Kathryn Reed
Kathryn Reed

Twenty Four Swans

Here’s how the story goes: there was a guy and he wanted swans by the Charles so he asked the ...
By Kathryn C. Reed

Here’s how the story goes: there was a guy and he wanted swans by the Charles so he asked the city and they let him put them there, right by the BU bridge. They were fed and visited regularly until construction started happening, but they didn’t have anywhere else to live. Most people didn’t know they were there, near the train tracks and men in hardhats working 9-5 days. The city tried to move them once, but somehow they always wound up back at the same place. That might not be how the story actually goes. That’s how it was told to me, anyways.

I can’t remember the name of the guy who told it to me, though I know he was a math type or a science type, a senior at BU. We met one day on a run during freshman year. It was still that gentle part of fall, a month before the cold grabs your breath as you inhale, pushing you back inside.

I used to wave to the runners I passed on the Charles, going the other way. It was the product of a small town—nod to everyone, even if you don’t recognize their face. Some gave confused glances, most were lost in the rhythms of their own pace. I stopped waving after mile three, on my first day.

By late September, I had become used to this kind of running: eyes straight, thoughts in another place. I didn’t pay much attention to the people around me, all of us trying to give in to the motions, lost completely, even though we knew the way.

But the math/science guy and I kept passing one another and, after three bridges, a joke had to be made. We talked for eight miles, though neither of us had planned to run for more than three. His bike was in the Square. We waved goodbye at the T.

We’d meet every Wednesday, at Harvard or BU. He was from the city, told me about the swans by the bridge and other places we passed through.

I ran with those stories after that semester, adding others over time. With my own, they make meaning of place. I think about them as I run along the Charles, time marked by bridges along the way.

I avoid Commonwealth Avenue completely, especially when it’s lit. Racing between Smoots to cross the river at MIT, I look for the apartments that were a church before being renovated. My Uncle lived in Central once, at the YMCA, where I pass but don’t go in. He and my dad bought beers at the “packie” on the corner; they walked, though the T was cheaper then. It was two years before I went back to the combination sushi-cellphone store in Chinatown, but I’m glad that we did. All of these places have mostly stayed the same, despite the changing perspective.

They’re not all stories I would choose to remember, though they provide the unconscious narrative to my walks and runs. I carry them with me into the city, and I can’t leave them behind on my return. I’ve gotten used to their company, though this has taken some time to learn.

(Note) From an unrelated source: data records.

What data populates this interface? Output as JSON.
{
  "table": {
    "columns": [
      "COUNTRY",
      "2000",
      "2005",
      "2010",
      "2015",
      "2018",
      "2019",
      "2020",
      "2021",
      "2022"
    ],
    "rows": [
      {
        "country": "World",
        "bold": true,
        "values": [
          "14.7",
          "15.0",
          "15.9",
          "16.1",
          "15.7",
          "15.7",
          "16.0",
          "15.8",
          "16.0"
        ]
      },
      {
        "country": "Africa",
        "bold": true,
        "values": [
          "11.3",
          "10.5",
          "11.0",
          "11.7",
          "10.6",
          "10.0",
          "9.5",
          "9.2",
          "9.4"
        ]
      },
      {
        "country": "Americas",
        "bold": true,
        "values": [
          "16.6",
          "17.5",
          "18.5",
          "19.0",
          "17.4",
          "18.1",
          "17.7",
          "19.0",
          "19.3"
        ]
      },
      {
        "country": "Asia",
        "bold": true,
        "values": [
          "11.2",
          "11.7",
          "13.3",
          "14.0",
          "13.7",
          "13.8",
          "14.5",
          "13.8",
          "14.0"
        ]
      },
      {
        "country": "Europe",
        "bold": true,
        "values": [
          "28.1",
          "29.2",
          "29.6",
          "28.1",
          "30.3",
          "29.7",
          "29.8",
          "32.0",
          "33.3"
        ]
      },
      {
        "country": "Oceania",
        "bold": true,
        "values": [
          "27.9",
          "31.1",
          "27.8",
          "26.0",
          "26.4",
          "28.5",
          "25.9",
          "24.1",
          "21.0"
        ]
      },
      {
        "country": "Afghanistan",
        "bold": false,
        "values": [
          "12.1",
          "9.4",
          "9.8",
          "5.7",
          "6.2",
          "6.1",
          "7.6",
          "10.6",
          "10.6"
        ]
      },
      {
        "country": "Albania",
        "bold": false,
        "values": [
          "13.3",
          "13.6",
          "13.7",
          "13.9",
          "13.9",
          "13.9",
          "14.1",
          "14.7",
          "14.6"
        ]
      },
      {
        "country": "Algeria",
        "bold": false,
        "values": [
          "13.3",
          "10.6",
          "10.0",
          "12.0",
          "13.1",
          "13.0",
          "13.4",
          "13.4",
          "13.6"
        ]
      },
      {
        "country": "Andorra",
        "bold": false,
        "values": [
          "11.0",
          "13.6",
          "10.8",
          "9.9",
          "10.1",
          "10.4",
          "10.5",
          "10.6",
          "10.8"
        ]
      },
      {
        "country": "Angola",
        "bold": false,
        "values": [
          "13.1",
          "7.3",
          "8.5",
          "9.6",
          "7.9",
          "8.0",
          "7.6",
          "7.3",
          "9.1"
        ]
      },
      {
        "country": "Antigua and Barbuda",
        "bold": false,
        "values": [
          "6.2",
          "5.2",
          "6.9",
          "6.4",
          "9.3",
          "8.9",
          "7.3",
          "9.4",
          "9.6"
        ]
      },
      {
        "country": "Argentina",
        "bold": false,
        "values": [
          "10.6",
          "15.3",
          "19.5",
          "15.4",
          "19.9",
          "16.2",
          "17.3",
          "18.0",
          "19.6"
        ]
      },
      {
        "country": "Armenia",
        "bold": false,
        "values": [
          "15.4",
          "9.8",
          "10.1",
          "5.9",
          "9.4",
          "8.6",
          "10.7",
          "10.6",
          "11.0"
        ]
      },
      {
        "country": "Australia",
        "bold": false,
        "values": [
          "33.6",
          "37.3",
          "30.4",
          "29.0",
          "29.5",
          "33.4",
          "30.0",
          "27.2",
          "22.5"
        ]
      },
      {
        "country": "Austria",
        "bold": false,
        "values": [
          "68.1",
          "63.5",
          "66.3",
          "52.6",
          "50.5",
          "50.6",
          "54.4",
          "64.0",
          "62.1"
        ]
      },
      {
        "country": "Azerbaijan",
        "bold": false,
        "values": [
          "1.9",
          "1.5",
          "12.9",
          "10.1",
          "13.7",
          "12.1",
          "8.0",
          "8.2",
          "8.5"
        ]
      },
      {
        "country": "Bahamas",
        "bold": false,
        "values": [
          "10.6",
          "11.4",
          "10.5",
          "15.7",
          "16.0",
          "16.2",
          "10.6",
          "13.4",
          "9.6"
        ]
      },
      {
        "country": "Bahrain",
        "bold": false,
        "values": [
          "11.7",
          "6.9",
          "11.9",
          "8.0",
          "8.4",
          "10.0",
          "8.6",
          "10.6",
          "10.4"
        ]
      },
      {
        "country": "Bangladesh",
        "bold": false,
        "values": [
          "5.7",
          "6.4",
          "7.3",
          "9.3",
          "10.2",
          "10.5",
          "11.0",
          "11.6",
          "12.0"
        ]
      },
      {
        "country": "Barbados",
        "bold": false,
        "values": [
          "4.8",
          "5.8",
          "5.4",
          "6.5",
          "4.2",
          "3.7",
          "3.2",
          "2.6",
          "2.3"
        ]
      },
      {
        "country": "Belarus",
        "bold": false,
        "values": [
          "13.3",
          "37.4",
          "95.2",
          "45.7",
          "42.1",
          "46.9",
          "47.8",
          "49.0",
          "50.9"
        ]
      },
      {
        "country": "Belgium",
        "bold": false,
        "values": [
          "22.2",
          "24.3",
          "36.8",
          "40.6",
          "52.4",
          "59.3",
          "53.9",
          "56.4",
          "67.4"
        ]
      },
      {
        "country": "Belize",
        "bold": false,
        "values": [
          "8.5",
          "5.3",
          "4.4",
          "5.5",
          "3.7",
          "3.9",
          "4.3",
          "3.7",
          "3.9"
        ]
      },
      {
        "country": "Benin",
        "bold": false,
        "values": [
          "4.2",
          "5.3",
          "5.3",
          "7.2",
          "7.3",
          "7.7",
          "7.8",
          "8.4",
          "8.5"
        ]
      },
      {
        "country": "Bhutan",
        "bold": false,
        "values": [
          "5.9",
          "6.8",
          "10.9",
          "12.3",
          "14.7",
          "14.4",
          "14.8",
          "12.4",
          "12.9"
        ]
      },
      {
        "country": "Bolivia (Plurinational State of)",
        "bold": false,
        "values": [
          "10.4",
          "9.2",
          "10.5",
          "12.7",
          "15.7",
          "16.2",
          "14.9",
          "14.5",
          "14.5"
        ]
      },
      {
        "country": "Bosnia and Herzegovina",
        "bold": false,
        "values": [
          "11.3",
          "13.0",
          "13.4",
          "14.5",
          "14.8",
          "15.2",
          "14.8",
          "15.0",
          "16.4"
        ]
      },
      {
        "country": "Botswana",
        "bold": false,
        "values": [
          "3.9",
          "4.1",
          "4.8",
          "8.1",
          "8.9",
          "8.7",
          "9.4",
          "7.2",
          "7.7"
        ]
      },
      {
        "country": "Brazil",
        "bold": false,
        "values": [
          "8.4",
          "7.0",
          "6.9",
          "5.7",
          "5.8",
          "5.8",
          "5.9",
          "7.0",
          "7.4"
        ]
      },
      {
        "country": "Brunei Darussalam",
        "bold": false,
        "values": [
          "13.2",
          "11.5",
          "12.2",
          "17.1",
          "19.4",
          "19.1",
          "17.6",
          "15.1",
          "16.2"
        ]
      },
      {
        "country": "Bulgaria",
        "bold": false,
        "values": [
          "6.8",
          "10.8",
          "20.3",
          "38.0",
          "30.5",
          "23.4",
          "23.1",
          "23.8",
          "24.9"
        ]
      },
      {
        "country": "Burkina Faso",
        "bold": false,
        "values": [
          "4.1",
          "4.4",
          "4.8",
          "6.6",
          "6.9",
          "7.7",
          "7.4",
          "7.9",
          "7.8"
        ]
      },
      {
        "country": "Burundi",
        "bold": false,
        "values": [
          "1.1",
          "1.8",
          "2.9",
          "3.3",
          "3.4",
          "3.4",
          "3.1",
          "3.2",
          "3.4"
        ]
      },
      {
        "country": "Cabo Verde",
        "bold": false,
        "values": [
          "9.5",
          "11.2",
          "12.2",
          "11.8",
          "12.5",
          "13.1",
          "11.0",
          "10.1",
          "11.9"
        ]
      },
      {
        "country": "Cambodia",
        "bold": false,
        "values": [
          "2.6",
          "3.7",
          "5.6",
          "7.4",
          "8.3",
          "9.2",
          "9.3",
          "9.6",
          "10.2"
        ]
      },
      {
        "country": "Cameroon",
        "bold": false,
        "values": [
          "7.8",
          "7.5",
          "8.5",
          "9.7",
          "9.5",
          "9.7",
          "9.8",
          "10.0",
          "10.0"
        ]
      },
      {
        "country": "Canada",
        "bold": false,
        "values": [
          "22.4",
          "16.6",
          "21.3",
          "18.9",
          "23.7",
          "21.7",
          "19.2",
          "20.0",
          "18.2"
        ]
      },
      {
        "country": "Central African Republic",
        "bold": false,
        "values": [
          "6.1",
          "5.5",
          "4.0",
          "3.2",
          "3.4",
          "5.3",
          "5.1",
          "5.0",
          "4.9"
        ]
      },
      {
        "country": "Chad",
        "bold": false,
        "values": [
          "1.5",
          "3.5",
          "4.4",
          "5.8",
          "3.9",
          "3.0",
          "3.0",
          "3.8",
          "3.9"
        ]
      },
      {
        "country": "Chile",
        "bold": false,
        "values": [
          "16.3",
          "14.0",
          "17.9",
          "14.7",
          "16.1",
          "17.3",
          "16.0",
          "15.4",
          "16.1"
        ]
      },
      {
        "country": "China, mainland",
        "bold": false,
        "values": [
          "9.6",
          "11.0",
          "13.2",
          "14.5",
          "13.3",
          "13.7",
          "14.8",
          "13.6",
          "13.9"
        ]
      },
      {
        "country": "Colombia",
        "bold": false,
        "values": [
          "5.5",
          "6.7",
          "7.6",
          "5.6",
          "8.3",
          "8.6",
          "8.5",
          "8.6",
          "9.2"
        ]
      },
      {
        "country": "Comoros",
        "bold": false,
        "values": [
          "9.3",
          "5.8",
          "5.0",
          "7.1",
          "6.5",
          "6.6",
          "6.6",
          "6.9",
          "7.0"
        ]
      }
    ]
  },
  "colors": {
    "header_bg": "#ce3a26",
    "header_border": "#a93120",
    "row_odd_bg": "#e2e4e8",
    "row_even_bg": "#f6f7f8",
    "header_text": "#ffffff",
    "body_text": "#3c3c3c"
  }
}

I kick myself when I go running, scuff a heel on shin. I’m usually sore two days after, no matter the shape I’m in. But I know there is strength in stiff legs, my muscles getting torn down to be built again. Even the shortest runs can leave me aching; the longest are over too soon. I’ve run the same routes for eight semesters—with each, thought, muscle, and perspective are added. There is both newness and familiarity, each time I run through.

I guess that’s how stories and running work. At times uncomfortable, they can hurt like hell. But the route makes changes of its own, giving a kind of strength, and taking some as well. It leaves its marks, sure, but makes the next pain a little easier than the last.

I hadn’t been running by the river this spring—at least, not in the same direction as before. It had seemed time for new paths and stories, after three years of the same old turns. Still, I found myself along the Charles one day, returning to Harvard as I had many times before. Passing by BU, I tried to count the swans. They were dirty, among the construction. I counted 24.

I can’t remember the name of the boy. He couldn’t remember all of the facts. The story’s details matter less anyway. For me, they are only context. But it’s funny what we remember, what doesn’t come to mind so well, what we share, and what we keep to ourselves.

These stories are impermanent. We fit them into an inconstant landscape, while they themselves are bound to change. Legs become stronger and we forget where our scars were made. But the runs and the stories are what ground us, even when they remove us—temporarily—from a place. Blisters, callouses, narratives are what others see; what matters to us is our experience along the way.

Kathryn C. Reed ’13, a former Magazine chair, is a Sociology Concentrator in Adams House. She has only seen Schoolhouse Rock’s “Conjunction Junction” once; didn’t get the point.